Das Drama griech. dráma (δράμα), "Handlung") ist neben Epik und Lyrik eine der Drei Grundlegenden Literarischen Gattungen. Die literarische Gattung des Dramas wird oft mit der Trägodie assoziert, was generell nicht falsch, nur unvollständig ist. Das Drama beinhaltet Komödie und Tragödie.
In der Tragödie werden "handelnde Menschen" in tragischen, unlösbaren Konflikten gezeigt, die in jeder Sekunde ihres Handelns um dessen Aussichtslosigkeit wissen. Die Tragische Heldenfigur ist meist dazu bestimmt, gebrochen zu werden und unterzugehen.
Die Komödie zeigt Menschen, die sich in einem lösbaren Konflikt befinden, aber nicht unbedingt um dessen Lösbarkeit wissen. Sie sind faktisch dem Tragischen Helden überlegen, obgleich die sich darstellenden Konflikte ebenso aussichtslos erscheinen wie in der Tragödie. Die Lösung des Konfliktes kann vielerlei Ursachen haben, wie Glück, Schläue, Dummheit...welches alle keine Eigenschaften der hehren, heroischen Figur der Tragödie darstellen.
Eine Verschmelzung der beiden ist ebenso möglich, wodurch sich die Tragikkomödie entwickelt, die tragische wie komödienhafte Elemente enthält.

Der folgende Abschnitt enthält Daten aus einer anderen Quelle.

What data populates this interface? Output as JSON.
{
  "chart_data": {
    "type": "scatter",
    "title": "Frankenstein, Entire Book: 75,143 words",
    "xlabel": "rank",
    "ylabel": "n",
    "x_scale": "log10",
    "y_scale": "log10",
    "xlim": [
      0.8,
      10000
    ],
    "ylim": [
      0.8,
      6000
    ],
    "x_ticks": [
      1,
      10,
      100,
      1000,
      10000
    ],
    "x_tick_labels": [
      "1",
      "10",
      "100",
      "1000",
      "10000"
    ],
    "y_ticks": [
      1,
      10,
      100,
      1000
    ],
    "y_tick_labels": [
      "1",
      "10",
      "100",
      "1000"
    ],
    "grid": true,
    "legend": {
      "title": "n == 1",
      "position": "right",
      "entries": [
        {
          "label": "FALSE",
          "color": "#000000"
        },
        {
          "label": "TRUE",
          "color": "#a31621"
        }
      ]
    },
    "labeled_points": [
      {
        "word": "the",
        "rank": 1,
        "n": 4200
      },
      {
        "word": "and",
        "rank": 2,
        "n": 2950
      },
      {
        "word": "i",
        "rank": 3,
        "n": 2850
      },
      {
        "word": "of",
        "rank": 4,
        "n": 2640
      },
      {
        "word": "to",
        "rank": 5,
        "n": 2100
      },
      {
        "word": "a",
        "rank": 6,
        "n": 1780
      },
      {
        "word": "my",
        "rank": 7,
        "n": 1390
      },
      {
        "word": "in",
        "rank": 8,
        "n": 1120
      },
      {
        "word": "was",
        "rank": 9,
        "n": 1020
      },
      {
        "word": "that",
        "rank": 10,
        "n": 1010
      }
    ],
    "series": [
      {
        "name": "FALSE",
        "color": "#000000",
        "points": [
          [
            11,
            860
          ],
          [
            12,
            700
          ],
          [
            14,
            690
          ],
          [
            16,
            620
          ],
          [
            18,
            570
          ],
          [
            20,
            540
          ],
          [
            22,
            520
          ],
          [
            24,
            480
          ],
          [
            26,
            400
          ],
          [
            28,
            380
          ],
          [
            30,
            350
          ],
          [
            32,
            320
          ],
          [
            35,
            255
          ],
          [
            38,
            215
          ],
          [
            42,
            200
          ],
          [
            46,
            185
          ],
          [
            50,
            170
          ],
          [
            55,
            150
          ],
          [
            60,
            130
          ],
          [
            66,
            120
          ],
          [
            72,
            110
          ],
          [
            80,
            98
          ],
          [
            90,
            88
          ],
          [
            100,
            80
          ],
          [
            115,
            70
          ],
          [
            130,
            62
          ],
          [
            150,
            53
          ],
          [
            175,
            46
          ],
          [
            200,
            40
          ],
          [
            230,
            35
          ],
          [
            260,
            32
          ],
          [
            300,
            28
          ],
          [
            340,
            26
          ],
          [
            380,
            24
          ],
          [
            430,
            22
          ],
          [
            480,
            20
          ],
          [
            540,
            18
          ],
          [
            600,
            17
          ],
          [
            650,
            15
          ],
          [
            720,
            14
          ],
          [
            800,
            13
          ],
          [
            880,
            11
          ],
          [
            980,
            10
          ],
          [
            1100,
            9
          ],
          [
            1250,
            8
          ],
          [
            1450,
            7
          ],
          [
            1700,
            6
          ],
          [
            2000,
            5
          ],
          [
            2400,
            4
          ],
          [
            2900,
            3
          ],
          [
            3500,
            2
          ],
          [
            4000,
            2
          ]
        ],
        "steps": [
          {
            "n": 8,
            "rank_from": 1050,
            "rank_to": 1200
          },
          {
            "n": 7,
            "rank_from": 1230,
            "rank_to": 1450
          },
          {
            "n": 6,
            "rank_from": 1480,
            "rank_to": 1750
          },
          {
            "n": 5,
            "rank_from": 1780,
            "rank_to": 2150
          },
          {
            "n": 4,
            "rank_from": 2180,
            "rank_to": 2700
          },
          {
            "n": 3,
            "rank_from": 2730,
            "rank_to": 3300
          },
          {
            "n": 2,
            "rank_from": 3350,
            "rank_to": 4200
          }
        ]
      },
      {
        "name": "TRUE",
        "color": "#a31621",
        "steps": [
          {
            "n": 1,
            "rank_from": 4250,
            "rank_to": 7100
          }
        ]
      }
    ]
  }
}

Die Gliederung in "Fünf Akte" des Klassischen Dramas wurde in der "Ars poetica" des Horaz festgelegt, wobei moderne und offene Dramen durchaus von dieser Regelung abweichen.
Oft wird beim klassischen Drama von der Aristotelischen Einheitlichkeit gesprochen; diese sind nach dem griechischen Philosophen Aristoteles benannte Prinzipien bei der Konstruktion von Dramen. Die Drei Aristotelischen Einheiten legen fest, daß Zeit, Raum und Handlung kontinuierlich fortlaufen. Zeitsprünge, Ortsveränderungen und Nebenhandlungen sind ausgeschloßen.
Das Klassische Drama gestaltet sich wie folgt :
1. Exposition (Einleitung/Protase)
Die Protagonisten werden eingeführt; der Dramatische Konflikt beginnt sich anzukündigen.
2. Komplikation (Steigerung/Epitase)
Die Handlung steigert und verdichtet sich – mit erregendem Moment (Katastase). Eine Verschärfung des Konfliktes und der Gesamthandlung stellt sich ein.
3. Peripetie (Umkehr der Glücksumstände des Helden)
Die Handlung erreicht den Höhepunkt (Klimax).
4. Retardation (Verlangsamung)
Fallender Handlungststrang – mit retardierenden Momenten ( Momente ,die aufschieben, aufhalten, verlangsamen, "bremsen") Diese Mittel bieten sich an, um in höchster Spannung auf die bevorstehende Katastrophe hinzuführen.
5. Katastrophe oder Lysis/Dénouement
1. Die Katastrophe
Elektra von Sophokles: Auf dem Höhepunkt ihres Triumphtanzes bricht Elektra tot zusammen. Ihr Lebenssinn hat sich erfüllt.
oder
2. Konflikte werden gelöst
Der Geizige von Jean Baptiste Molière: Am Ende sind alle glücklich, alle Umstände und Widrigkeiten klären sich, es wird geheiratet und Harpagon (der Geizige) bekommt sein geliebtes Geld zurück.[/color]
Noriel
Mein liebstes Drama ist ELEKTRA von Hugo von Hoffmannsthal.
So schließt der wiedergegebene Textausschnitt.